Float legering is a method very close to my heart; after all it was the very first technique that I learnt as a very young boy while fishing with my Dad on his work’s pool. The pool in question was dug out to create railway embankments, and in most parts was 20ft deep, so fishing a sliding float was the perfect solution, as we sought to catch the BIG perch, roach and tench.
To this day, I still use the same Stillwater Blue float, with a small bullet trapped between Float Stops and a nylon stop knot set at the appropriate depth. These days I use this method to great effect on my local gravel pits, where the margins slide away to 10ft deep, just a rod length or so out.
Nowadays, I am lucky to have a perfectly balanced setup. A Drennan 13ft Tench Float rod, coupled with an FD4000 reel, which, when loaded with 6lb Supplex offers a lovely, smooth, balanced combination, allowing forgiveness when the fish go on those early lunges, while providing exactly the right amount of power when needing to turn the fish away from danger. For me, there is nothing better than fighting a large tench on this balanced set-up.
So what is it that I like so much about this method? As mentioned, it is a perfect float fishing solution for deep water. Anything over 10ft makes it very difficult to fish a fixed float, and the fact that the float slides up to a stop knot means that there are no difficulties with casting, whether over distance, or underarm to a nearby drop-off. The best part for me is the fact that the majority of bites are lift bites, which I particularly enjoy on an early summer morning when the tench are fizzing. The float lifts and dances, before lying flat (if you can wait that long!) and that feeling of solid contact when you strike is priceless.
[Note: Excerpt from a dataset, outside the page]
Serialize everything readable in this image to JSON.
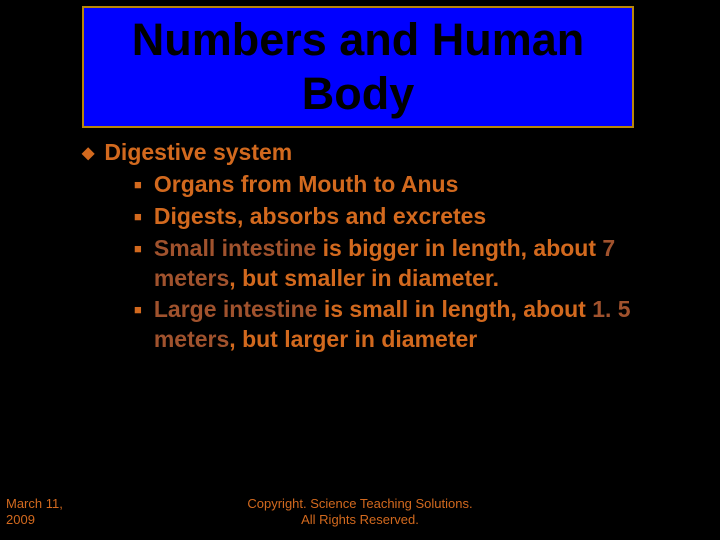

I also like the fact that you can fish the main line straight through, with no knots required, other than a nylon stop knot, and the hook knot. This is a great advantage when fishing relatively light line for hard fighting tench. I use 6lb Supplex and a size 16 Super Specialist hook baited with double red maggot – the perfect combination for tench, in fact, most of our species.
Another great advantage with float legering is the fact that you can adjust your sensitivity to whatever the conditions allow. You set the float to the correct depth, and you can then lower your tip to whatever height you want showing by simply winding your reel slightly, or releasing the line slightly, depending on visibility. Hooklengths can also be changed to whatever length you want, by simply moving the two float stops which keep the bullet closer or further away from your hook. I generally fish a six-inch hooklength if fishing on a clean bottom, or a 12-inch plus hooklength if fishing in a layer of weed. If fishing on weed I add a Buoyant Maggot to my hook to counteract the weight of the hook and my bait, allowing it to lie on top.
Give the float leger method a go this summer, you won’t be disappointed!